O jornalista Eduardo Maia lança no próximo sábado (13) em Guarapari o livro “Memórias da Liberdade – 50 Anos do Guaraparistock” (Editora Cândida). A obra relembra a história do Festival de Verão que movimentou a cidade no início dos anos 70. O lançamento ocorre no 1° piso do Shopping Guarapari a partir das 17h.
Cercado de mitos e histórias, o Festival de Verão de Guarapari, que ocorreu em 1971, pode ser classificado como um movimento revolucionário em terras capixabas. Em meio a ditadura militar, jovens resolveram organizar um festival de música, inspirado no lendário Woodstock, nas Três Praias.
Considerado o primeiro festival de música a céu aberto do Brasil, reuniu nomes como Milton Nascimento, Os Novos Baianos, Luiz Gonzaga, Taiguara, Tony Tornado e os capixabas Aprígio Lyrio e Cris Portela. O evento é lembrado, sobretudo, pelo salto que Tornado deu do palco, que acabou atingindo uma espectadora.

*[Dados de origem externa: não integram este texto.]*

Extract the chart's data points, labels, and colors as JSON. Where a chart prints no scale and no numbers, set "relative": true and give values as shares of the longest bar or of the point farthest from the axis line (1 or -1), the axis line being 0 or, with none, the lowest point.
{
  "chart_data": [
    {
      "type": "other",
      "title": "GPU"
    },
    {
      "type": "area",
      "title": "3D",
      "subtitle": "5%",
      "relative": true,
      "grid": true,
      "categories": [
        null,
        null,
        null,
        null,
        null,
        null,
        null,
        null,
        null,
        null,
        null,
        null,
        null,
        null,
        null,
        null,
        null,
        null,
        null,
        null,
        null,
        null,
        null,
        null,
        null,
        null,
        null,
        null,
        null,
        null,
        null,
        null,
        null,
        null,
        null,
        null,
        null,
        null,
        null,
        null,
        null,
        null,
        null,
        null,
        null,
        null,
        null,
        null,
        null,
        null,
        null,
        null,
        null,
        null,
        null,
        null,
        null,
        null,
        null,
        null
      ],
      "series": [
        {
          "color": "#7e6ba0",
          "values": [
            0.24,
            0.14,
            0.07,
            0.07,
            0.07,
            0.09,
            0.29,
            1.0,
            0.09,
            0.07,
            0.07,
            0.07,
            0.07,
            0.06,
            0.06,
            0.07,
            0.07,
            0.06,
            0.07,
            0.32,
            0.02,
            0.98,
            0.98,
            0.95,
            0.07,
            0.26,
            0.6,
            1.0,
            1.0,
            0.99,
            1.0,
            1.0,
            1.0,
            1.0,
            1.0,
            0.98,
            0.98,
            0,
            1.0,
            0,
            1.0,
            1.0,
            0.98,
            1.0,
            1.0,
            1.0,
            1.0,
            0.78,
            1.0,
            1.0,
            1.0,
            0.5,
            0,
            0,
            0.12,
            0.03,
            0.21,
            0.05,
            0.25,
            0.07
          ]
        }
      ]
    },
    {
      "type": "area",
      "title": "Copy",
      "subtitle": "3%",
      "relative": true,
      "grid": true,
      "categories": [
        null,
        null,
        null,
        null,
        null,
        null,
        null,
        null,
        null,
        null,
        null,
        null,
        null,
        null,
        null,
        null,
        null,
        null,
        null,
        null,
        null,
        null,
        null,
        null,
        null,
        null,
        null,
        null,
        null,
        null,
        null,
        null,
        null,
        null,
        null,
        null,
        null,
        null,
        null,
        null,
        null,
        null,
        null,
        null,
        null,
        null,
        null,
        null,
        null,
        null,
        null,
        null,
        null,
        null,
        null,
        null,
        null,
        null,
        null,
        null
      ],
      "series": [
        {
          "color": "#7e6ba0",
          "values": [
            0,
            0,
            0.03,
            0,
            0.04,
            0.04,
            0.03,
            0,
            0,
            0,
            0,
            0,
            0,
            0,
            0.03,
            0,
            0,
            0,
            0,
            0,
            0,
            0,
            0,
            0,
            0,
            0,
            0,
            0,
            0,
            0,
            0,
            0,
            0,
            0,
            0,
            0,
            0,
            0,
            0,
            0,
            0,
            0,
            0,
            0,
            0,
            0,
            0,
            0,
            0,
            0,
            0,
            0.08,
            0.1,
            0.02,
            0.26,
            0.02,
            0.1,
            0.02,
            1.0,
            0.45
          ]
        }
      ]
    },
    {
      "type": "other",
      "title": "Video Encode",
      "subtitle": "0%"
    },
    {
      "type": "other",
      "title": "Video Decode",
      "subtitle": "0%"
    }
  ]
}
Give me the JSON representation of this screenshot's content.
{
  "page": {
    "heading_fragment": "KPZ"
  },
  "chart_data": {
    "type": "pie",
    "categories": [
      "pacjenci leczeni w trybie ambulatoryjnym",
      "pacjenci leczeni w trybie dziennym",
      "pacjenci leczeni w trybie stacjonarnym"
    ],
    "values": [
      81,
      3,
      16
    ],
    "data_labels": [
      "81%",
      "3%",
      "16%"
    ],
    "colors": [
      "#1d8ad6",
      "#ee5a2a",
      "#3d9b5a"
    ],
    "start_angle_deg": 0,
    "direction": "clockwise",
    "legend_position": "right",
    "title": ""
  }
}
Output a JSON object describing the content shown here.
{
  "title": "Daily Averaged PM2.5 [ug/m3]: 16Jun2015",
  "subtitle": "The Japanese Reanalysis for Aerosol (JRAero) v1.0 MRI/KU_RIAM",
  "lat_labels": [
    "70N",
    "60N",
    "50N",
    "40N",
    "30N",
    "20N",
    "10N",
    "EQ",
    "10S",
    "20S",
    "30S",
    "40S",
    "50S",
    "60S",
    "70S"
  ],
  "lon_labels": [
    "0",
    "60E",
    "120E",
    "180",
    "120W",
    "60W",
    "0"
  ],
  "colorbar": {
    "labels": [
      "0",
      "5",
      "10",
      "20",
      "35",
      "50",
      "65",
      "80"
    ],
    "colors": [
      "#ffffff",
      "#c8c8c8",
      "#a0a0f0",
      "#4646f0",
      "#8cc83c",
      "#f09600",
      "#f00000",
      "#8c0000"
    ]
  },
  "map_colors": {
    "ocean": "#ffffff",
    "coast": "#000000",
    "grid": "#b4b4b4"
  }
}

Eduardo conheceu a história do “Guaraparistock” em conversas na casa de seu tio, o também jornalista Pedro Maia, que era amigo de Rubinho Gomes, um dos organizadores do festival. Durante a faculdade, Eduardo sempre mergulhou em pautas voltadas à música capixaba e decidiu que o festival de verão seria o tema do seu Trabalho de Conclusão de Curso.
“Depois da faculdade, aprimorei o livro. Acrescentei mais entrevistas, mais fotos e informações, e reformulei os textos para chegar a ponto de lançá-lo”, contou o jornalista, em entrevista no ano passado, ao folhaonline.es.
“Memórias da Liberdade” conta com entrevistas de Paulinho Boca, dos Novos Baianos, Arnaldo Brandão, da banda A Bolha, e da dupla sertaneja pioneira Celma & Célia, que acompanhou o cantor Erasmo Carlos na viagem.
Questionado sobre a pesquisa para a produção do livro, o autor conta que buscou em diferentes fontes, e encontrou registros de vários jornais da época – estima-se que cerca de 200 profissionais do Brasil e do mundo tenham vindo acompanhar o festival.
“Consegui colocar algumas fotos raras no livro, uma delas é do Erasmo Carlos tocando na praia, outra 100% inédita que pega o momento exato da prisão do turista suíço. O festival foi amplamente coberto pela imprensa da época, então há muito texto e relato interessante”, detalhou.